The Manufacturers’ Association of Nigeria (MAN) has warned that the trade war brewing between the United States of America, and its trade partners, and the imposition of 14 percent tariff on Nigerian goods, may stall Nigeria’s plans to fully execute its ambitious N54.99 trillion budget in 2025; and compromise the long-term goal of achieving export diversification under platforms such as the African Continental Free Trade Agreement (AfCFTA).
The association, in a statement, further expressed concerns than the country’s plans of making the largest-ever investments in critical sectors, especially in areas, such as: National Security, where it earmarked the highest defence allocation of N6.11 trillion, in history, may be threatened with the new tariff regime.

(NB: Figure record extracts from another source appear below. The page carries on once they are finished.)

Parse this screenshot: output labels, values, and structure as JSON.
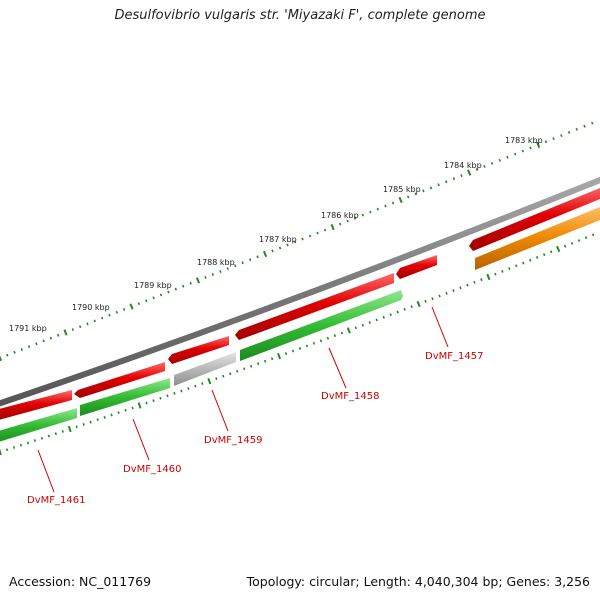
{
  "title": "Desulfovibrio vulgaris str. 'Miyazaki F', complete genome",
  "footer": {
    "accession": "Accession: NC_011769",
    "summary": "Topology: circular; Length: 4,040,304 bp; Genes: 3,256"
  },
  "colors": {
    "backbone": "#808080",
    "forward_strand": "#e00000",
    "reverse_strand_green": "#33bb33",
    "reverse_strand_grey": "#b0b0b0",
    "reverse_strand_orange": "#ee8800",
    "tick": "#228b22",
    "label": "#cc0000"
  },
  "ruler": {
    "ticks": [
      "1783 kbp",
      "1784 kbp",
      "1785 kbp",
      "1786 kbp",
      "1787 kbp",
      "1788 kbp",
      "1789 kbp",
      "1790 kbp",
      "1791 kbp"
    ]
  },
  "genes": [
    {
      "strand": "forward",
      "color": "red"
    },
    {
      "strand": "forward",
      "color": "red"
    },
    {
      "strand": "forward",
      "color": "red"
    },
    {
      "strand": "forward",
      "color": "red"
    },
    {
      "strand": "forward",
      "color": "red"
    },
    {
      "strand": "forward",
      "color": "red"
    },
    {
      "strand": "forward",
      "color": "red"
    },
    {
      "strand": "reverse",
      "color": "orange"
    },
    {
      "strand": "reverse",
      "color": "green",
      "label": "DvMF_1458"
    },
    {
      "strand": "reverse",
      "color": "grey",
      "label": "DvMF_1459"
    },
    {
      "strand": "reverse",
      "color": "green",
      "label": "DvMF_1460"
    },
    {
      "strand": "reverse",
      "color": "green",
      "label": "DvMF_1461"
    }
  ],
  "labels": {
    "l1457": "DvMF_1457",
    "l1458": "DvMF_1458",
    "l1459": "DvMF_1459",
    "l1460": "DvMF_1460",
    "l1461": "DvMF_1461"
  }
}
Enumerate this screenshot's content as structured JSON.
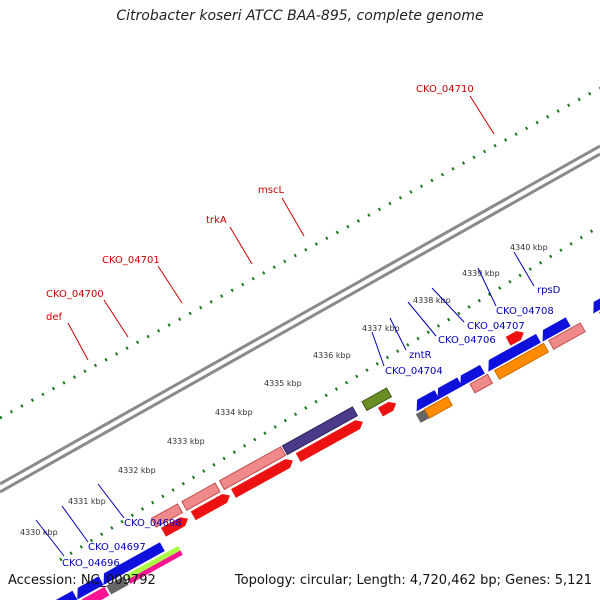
{
  "title": "Citrobacter koseri ATCC BAA-895, complete genome",
  "footer": {
    "accession": "Accession: NC_009792",
    "summary": "Topology: circular; Length: 4,720,462 bp; Genes: 5,121"
  },
  "colors": {
    "backbone": "#8a8a8a",
    "tick": "#1a7a1a",
    "forward_label": "#cc0000",
    "reverse_label": "#0000bb"
  },
  "kbp_ticks": [
    "4330 kbp",
    "4331 kbp",
    "4332 kbp",
    "4333 kbp",
    "4334 kbp",
    "4335 kbp",
    "4336 kbp",
    "4337 kbp",
    "4338 kbp",
    "4339 kbp",
    "4340 kbp"
  ],
  "forward_labels": [
    "def",
    "CKO_04700",
    "CKO_04701",
    "trkA",
    "mscL",
    "CKO_04710"
  ],
  "reverse_labels": [
    "CKO_04696",
    "CKO_04697",
    "CKO_04698",
    "CKO_04704",
    "zntR",
    "CKO_04706",
    "CKO_04707",
    "CKO_04708",
    "rpsD"
  ]
}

MAN noted that the new tariff is coming at a time when the country’s economy is most vulnerable, especially with the downward trend in global crude oil prices, which have already fallen below the government’s benchmark of $75 per barrel, which the country is presently facing.
“The tariff hike, therefore, comes at a vulnerable moment when the country is just recovering from the impact of the government policy mix that has had negative effects on the manufacturing sector,” it added.

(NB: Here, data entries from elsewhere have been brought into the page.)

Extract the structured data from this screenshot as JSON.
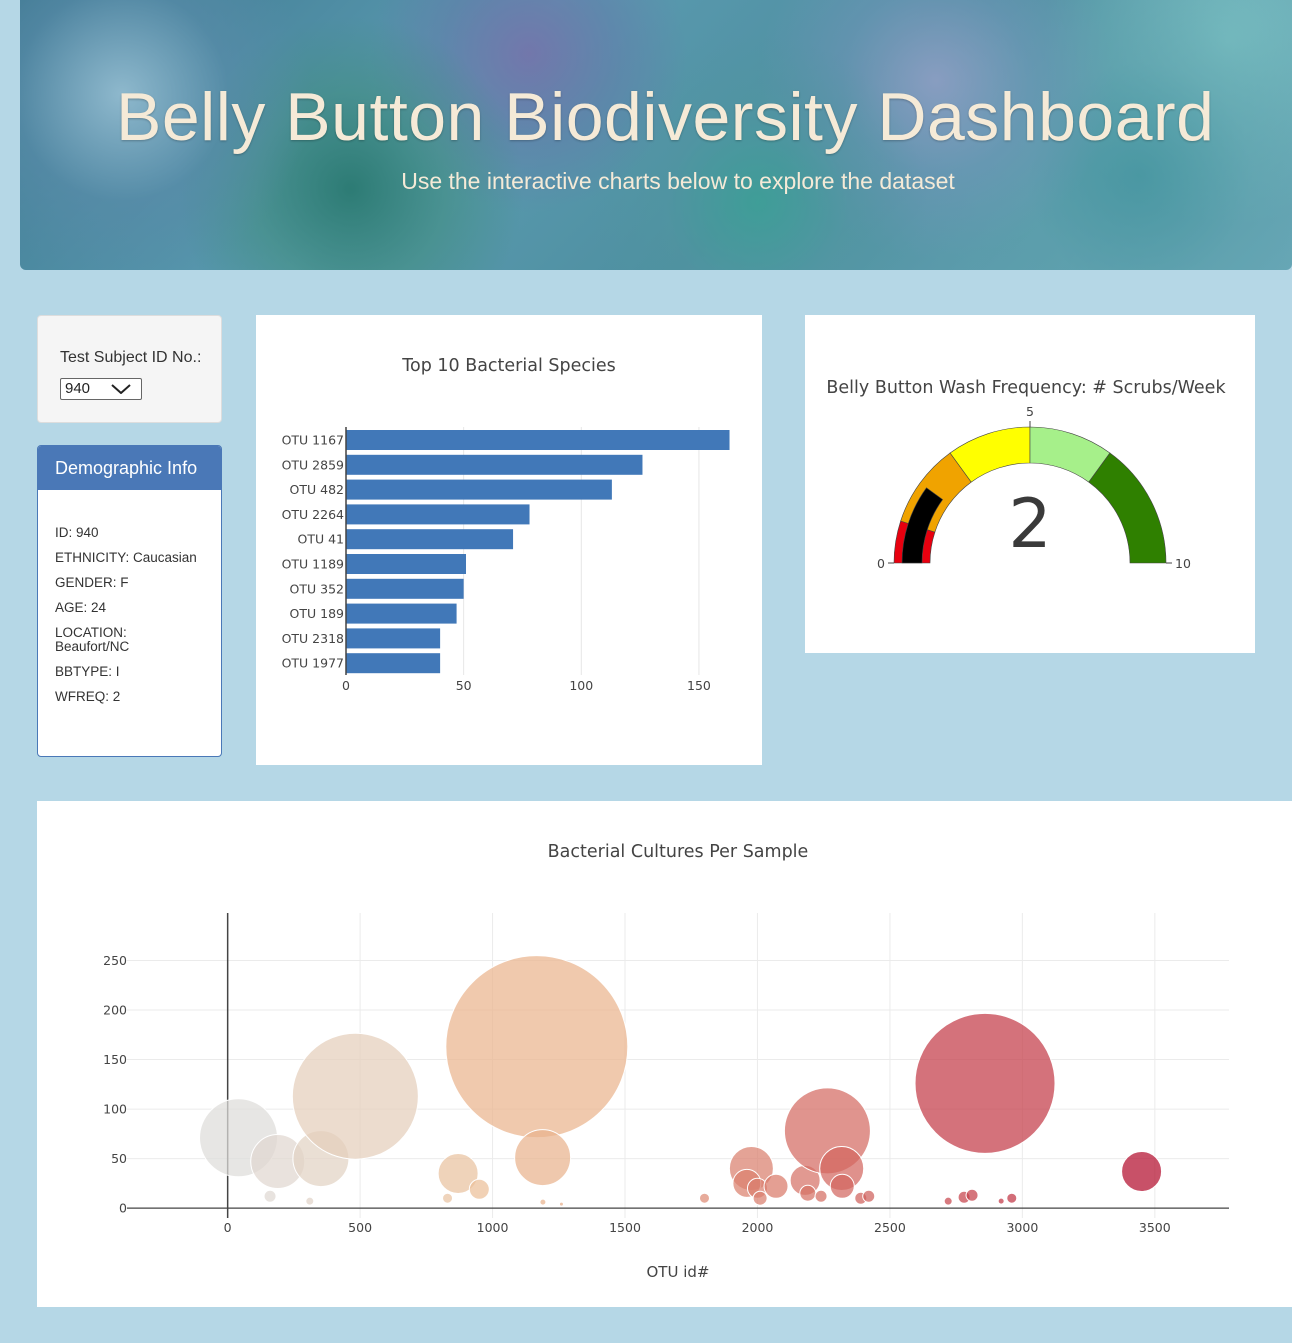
{
  "header": {
    "title": "Belly Button Biodiversity Dashboard",
    "subtitle": "Use the interactive charts below to explore the dataset"
  },
  "selector": {
    "label": "Test Subject ID No.:",
    "selected": "940"
  },
  "demographics": {
    "heading": "Demographic Info",
    "rows": [
      "ID: 940",
      "ETHNICITY: Caucasian",
      "GENDER: F",
      "AGE: 24",
      "LOCATION: Beaufort/NC",
      "BBTYPE: I",
      "WFREQ: 2"
    ]
  },
  "colors": {
    "bar": "#4178b8",
    "gauge_bands": [
      "#e8000f",
      "#f0a300",
      "#ffff00",
      "#a6f08a",
      "#2f8000"
    ],
    "gauge_needle_band": "#000000"
  },
  "chart_data": [
    {
      "type": "bar",
      "orientation": "horizontal",
      "title": "Top 10 Bacterial Species",
      "categories": [
        "OTU 1167",
        "OTU 2859",
        "OTU 482",
        "OTU 2264",
        "OTU 41",
        "OTU 1189",
        "OTU 352",
        "OTU 189",
        "OTU 2318",
        "OTU 1977"
      ],
      "values": [
        163,
        126,
        113,
        78,
        71,
        51,
        50,
        47,
        40,
        40
      ],
      "xlim": [
        0,
        170
      ],
      "xticks": [
        0,
        50,
        100,
        150
      ],
      "grid": true
    },
    {
      "type": "gauge",
      "title": "Belly Button Wash Frequency: # Scrubs/Week",
      "value": 2,
      "range": [
        0,
        10
      ],
      "tick_labels": [
        "0",
        "5",
        "10"
      ],
      "bands": [
        [
          0,
          1
        ],
        [
          1,
          3
        ],
        [
          3,
          5
        ],
        [
          5,
          7
        ],
        [
          7,
          10
        ]
      ]
    },
    {
      "type": "scatter",
      "title": "Bacterial Cultures Per Sample",
      "xlabel": "OTU id#",
      "ylabel": "",
      "xlim": [
        -380,
        3780
      ],
      "ylim": [
        -10,
        298
      ],
      "xticks": [
        0,
        500,
        1000,
        1500,
        2000,
        2500,
        3000,
        3500
      ],
      "yticks": [
        0,
        50,
        100,
        150,
        200,
        250
      ],
      "grid": true,
      "points": [
        {
          "x": 41,
          "y": 71,
          "r": 39
        },
        {
          "x": 189,
          "y": 47,
          "r": 27
        },
        {
          "x": 352,
          "y": 50,
          "r": 28
        },
        {
          "x": 482,
          "y": 113,
          "r": 63
        },
        {
          "x": 160,
          "y": 12,
          "r": 6
        },
        {
          "x": 310,
          "y": 7,
          "r": 4
        },
        {
          "x": 870,
          "y": 35,
          "r": 20
        },
        {
          "x": 950,
          "y": 19,
          "r": 10
        },
        {
          "x": 830,
          "y": 10,
          "r": 5
        },
        {
          "x": 1167,
          "y": 163,
          "r": 91
        },
        {
          "x": 1189,
          "y": 51,
          "r": 28
        },
        {
          "x": 1190,
          "y": 6,
          "r": 3
        },
        {
          "x": 1260,
          "y": 4,
          "r": 2
        },
        {
          "x": 1800,
          "y": 10,
          "r": 5
        },
        {
          "x": 1977,
          "y": 40,
          "r": 22
        },
        {
          "x": 1960,
          "y": 25,
          "r": 14
        },
        {
          "x": 2000,
          "y": 20,
          "r": 10
        },
        {
          "x": 2010,
          "y": 10,
          "r": 7
        },
        {
          "x": 2070,
          "y": 22,
          "r": 12
        },
        {
          "x": 2180,
          "y": 28,
          "r": 15
        },
        {
          "x": 2190,
          "y": 15,
          "r": 8
        },
        {
          "x": 2264,
          "y": 78,
          "r": 43
        },
        {
          "x": 2318,
          "y": 40,
          "r": 22
        },
        {
          "x": 2320,
          "y": 22,
          "r": 12
        },
        {
          "x": 2240,
          "y": 12,
          "r": 6
        },
        {
          "x": 2390,
          "y": 10,
          "r": 6
        },
        {
          "x": 2420,
          "y": 12,
          "r": 6
        },
        {
          "x": 2720,
          "y": 7,
          "r": 4
        },
        {
          "x": 2780,
          "y": 11,
          "r": 6
        },
        {
          "x": 2810,
          "y": 13,
          "r": 6
        },
        {
          "x": 2859,
          "y": 126,
          "r": 70
        },
        {
          "x": 2920,
          "y": 7,
          "r": 3
        },
        {
          "x": 2960,
          "y": 10,
          "r": 5
        },
        {
          "x": 3450,
          "y": 37,
          "r": 20
        }
      ]
    }
  ]
}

On the impact on the nation’s manufacturing, the association believed the imposition of a 14 percent tariff on Nigerian exports in the US may hinder the competitiveness of such goods in that market.
According to MAN, Nigeria’s manufacturing sector contributed 8.64 percent to the country’s GDP in 2024, with the association’s members, who are exporters in Agro-Processing, Chemicals and Pharmaceutical, Basic Metal, Iron & Steel, Non-Metallic mineral products and other light industrial manufacturing, relying heavily on the U.S. for market access.

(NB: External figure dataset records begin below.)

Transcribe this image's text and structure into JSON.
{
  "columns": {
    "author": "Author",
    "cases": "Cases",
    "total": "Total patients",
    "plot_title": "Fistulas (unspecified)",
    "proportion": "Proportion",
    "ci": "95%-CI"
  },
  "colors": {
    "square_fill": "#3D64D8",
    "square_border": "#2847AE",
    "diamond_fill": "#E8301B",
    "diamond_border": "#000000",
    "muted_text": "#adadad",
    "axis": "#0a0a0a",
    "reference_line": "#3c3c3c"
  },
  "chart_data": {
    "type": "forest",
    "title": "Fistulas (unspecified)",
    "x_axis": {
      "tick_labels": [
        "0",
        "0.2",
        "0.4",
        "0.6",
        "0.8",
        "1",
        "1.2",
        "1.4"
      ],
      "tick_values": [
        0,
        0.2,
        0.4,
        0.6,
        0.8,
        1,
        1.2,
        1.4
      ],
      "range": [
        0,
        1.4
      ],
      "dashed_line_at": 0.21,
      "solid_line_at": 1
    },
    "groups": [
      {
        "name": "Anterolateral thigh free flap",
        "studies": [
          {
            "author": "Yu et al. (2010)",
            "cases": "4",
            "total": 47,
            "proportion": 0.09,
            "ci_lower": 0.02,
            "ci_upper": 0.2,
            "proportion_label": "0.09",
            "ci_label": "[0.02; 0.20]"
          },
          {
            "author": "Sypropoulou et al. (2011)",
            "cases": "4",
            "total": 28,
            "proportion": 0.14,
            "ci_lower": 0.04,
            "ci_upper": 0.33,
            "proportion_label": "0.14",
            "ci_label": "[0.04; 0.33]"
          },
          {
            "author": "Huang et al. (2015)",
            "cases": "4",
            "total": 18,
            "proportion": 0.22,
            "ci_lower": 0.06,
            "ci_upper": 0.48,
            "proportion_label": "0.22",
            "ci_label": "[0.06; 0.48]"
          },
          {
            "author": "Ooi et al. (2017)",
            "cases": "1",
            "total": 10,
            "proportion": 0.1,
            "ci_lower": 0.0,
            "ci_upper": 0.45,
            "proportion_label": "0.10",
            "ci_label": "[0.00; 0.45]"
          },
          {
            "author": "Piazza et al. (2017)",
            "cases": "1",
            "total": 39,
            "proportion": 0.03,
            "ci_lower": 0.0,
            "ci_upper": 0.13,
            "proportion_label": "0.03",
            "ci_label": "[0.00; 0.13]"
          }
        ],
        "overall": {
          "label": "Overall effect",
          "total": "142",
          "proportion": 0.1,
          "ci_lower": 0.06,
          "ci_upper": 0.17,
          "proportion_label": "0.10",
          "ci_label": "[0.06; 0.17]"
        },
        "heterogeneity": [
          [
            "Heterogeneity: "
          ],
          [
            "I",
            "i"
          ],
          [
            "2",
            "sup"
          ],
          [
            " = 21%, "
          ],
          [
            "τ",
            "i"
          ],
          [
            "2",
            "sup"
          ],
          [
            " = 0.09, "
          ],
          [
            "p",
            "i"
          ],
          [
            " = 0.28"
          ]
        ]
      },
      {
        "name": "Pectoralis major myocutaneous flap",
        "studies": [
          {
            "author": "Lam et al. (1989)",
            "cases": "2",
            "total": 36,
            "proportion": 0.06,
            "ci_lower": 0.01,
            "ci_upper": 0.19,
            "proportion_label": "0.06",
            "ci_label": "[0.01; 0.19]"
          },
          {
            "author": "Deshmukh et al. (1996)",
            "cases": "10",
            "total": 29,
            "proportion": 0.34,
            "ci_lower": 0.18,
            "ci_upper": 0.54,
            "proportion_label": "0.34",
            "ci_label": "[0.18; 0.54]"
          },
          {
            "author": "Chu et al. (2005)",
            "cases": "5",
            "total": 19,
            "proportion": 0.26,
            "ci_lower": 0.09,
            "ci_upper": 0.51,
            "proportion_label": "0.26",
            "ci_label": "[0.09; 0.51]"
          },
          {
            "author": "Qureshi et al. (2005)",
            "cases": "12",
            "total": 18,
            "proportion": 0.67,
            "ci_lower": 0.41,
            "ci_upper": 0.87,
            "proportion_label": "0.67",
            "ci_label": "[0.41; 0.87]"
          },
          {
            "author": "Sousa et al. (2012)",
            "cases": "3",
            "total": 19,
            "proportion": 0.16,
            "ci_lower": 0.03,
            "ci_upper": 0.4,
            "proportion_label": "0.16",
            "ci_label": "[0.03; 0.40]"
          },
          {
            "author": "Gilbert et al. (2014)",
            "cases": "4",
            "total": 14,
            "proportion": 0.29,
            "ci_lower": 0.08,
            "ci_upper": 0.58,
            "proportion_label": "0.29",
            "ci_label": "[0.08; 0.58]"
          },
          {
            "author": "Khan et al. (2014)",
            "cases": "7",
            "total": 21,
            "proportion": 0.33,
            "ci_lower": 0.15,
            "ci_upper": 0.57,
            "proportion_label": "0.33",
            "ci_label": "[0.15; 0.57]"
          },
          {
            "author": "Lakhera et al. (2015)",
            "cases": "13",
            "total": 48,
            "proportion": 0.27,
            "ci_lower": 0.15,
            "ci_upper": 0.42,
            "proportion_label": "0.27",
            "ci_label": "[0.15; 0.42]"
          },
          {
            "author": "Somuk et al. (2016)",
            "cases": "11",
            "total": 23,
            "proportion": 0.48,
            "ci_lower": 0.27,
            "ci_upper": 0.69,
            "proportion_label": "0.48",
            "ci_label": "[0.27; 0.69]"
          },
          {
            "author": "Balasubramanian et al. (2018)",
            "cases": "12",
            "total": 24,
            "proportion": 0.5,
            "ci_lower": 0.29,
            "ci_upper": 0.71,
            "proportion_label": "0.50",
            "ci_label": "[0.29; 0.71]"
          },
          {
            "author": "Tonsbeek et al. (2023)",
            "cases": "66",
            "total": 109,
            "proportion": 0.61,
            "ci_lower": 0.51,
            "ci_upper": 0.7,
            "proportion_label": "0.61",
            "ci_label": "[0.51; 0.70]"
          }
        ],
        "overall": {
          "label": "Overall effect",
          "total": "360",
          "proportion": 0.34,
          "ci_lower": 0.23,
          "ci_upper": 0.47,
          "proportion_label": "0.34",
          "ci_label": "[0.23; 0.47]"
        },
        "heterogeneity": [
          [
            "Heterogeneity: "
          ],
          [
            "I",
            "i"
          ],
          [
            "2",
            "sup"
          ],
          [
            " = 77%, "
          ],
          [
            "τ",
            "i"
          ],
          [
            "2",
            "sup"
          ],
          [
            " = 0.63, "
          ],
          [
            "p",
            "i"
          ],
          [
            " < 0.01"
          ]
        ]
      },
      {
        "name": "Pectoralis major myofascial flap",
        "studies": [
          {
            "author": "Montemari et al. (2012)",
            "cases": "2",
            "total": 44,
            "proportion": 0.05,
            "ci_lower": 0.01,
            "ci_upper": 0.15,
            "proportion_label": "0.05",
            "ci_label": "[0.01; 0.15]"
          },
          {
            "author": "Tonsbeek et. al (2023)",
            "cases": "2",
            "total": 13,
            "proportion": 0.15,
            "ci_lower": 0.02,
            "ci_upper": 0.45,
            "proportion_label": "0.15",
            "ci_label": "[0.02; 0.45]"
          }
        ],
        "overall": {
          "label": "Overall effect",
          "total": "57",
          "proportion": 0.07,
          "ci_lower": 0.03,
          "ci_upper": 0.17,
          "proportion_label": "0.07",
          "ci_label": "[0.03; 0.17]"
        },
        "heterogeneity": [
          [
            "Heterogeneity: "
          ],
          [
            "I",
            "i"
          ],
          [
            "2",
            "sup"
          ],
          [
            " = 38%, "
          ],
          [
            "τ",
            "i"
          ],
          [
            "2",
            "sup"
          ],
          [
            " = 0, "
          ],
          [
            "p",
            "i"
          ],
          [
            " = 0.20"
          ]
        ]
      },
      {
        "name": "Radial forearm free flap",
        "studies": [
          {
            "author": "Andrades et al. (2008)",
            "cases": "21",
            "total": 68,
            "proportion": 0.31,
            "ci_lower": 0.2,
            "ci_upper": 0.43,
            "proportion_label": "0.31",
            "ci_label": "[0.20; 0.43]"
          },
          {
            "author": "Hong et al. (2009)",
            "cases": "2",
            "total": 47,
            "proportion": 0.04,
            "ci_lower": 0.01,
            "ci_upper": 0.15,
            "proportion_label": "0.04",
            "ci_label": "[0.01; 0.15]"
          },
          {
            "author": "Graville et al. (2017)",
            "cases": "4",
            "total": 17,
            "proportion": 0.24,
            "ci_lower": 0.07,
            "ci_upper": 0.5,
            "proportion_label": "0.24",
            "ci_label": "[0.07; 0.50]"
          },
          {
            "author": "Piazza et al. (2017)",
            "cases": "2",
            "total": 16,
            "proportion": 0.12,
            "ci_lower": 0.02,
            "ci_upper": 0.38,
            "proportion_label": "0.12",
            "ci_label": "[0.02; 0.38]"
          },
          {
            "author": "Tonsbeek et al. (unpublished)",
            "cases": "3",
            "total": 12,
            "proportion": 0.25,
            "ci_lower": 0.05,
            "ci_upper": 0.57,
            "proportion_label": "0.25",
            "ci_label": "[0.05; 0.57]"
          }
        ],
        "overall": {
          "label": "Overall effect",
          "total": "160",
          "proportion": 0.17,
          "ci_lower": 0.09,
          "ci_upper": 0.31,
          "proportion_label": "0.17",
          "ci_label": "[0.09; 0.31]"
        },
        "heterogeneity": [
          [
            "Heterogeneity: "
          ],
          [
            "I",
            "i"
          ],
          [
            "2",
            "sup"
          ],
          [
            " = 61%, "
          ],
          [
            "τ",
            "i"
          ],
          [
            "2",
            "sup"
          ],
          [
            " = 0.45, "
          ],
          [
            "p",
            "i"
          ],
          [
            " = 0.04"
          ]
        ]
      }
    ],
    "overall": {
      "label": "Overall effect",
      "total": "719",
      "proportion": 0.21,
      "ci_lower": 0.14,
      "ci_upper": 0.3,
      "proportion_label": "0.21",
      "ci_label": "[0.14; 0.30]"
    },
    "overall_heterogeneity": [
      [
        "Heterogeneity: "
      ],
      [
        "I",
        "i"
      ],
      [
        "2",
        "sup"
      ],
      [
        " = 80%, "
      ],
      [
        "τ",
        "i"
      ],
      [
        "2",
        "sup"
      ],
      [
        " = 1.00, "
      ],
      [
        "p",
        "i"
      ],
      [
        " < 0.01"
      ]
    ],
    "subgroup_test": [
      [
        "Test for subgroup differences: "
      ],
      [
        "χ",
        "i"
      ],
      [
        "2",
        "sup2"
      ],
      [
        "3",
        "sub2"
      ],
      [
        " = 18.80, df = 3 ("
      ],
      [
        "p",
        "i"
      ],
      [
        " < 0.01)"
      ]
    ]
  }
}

It, therefore, believed a new trade policy and the imposition of a 14 percent tariff on Nigerian exports, may significantly affect such members and create some decline in their activities.
“For instance, processed agricultural goods such as cocoa derivatives, sesame seeds, and ginger, which have gained modest penetration in U.S. markets, are likely to witness a drop in export volume, and revenue losses,” MAN argued.
Besides revenue losses, the new tariffs, the association noted, may also constitute a significant disincentive to firms investing in value-added manufacturing.
It argued that higher market-entry costs, due to higher tariff on Nigerian products, may wipe off strategic efforts by manufacturers to support the country’s transition from exporting raw commodities to semi-processed and finished goods, reduce profitability of such investments, and make it more attractive for firms to revert to exporting raw materials.
“This is counterproductive to Nigeria’s industrialisation agenda and compromises the long-term goal of achieving export diversification under platforms such as the African Continental Free Trade Agreement (AfCFTA),” it added.